A clock. I can almost see the hands ticking around the twelve-sectioned face of the arena. Each hour begins a new horror, a new Gamemaker weapon, and ends the previous. Lightning, blood rain, fog, monkeys — those are the first four hours on the clock. And at ten, the wave. I don’t know what happens in the other seven, but I know Wiress is right.
    At present, the blood rain’s falling and we’re on the beach below the monkey segment, far too close to the fog for my liking. Do the various attacks stay within the confines of the jungle? Not necessarily. The wave didn’t. If that fog leaches out of the jungle, or the monkeys return . . .

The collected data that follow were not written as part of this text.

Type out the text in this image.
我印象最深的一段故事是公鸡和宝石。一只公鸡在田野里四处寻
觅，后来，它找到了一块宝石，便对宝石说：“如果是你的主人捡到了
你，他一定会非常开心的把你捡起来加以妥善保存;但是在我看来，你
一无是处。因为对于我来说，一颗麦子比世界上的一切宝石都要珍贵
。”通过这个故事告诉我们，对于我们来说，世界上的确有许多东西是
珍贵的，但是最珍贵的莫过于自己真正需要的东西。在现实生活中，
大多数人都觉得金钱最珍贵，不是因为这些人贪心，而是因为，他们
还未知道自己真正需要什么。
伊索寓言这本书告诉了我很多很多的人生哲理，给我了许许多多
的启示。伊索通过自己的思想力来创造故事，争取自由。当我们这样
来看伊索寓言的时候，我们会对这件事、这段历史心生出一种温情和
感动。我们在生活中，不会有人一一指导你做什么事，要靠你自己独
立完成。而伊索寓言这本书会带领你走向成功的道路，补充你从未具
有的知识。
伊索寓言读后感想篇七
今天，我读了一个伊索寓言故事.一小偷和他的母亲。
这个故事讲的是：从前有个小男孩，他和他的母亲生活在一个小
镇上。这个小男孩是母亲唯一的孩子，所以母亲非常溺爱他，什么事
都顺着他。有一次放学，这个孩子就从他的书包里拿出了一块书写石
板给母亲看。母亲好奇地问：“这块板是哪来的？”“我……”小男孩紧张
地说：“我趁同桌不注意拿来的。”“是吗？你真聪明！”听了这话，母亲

    “Get up,” I order, shaking Peeta and Finnick and Johanna awake. “Get up — we have to move.” There’s enough time, though, to explain the clock theory to them. About Wiress’s tick-tocking and how the movements of the invisible hands trigger a deadly force in each section.
    I think I’ve convinced everyone who’s conscious except Johanna, who’s naturally opposed to liking anything I suggest. But even she agrees it’s better to be safe than sorry.
    While the others collect our few possessions and get Beetee back into his jumpsuit, I rouse Wiress. She awakes with a panicked “tick, tock!”
    “Yes, tick, tock, the arena’s a clock. It’s a clock, Wiress, you were right,” I say. “You were right.”
    Relief floods her face — I guess because somebody has finally understood what she’s known probably from the first tolling of the bells. “Midnight.”
    “It starts at midnight,” I confirm.
    A memory struggles to surface in my brain. I see a clock. No, it’s a watch, resting in Plutarch Heavensbee’s palm. “It starts at midnight,” Plutarch said. And then my mockingjay lit up briefly and vanished. In retrospect, it’s like he was giving me a clue about the arena. But why would he? At the time, I was no more a tribute in these Games than he was. Maybe he thought it would help me as a mentor. Or maybe this had been the plan all along.
    Wiress nods at the blood rain. “One-thirty,” she says.
    “Exactly. One-thirty. And at two, a terrible poisonous fog begins there,” I say, pointing at the nearby jungle. “So we have to move somewhere safe now.” She smiles and stands up obediently. “Are you thirsty?” I hand her the woven bowl and she gulps down about a quart. Finnick gives her the last bit of bread and she gnaws on it. With the inability to communicate overcome, she’s functioning again.
    I check my weapons. Tie up the spile and the tube of medicine in the parachute and fix it to my belt with vine.
    Beetee’s still pretty out of it, but when Peeta tries to lift him, he objects. “Wire,” he says.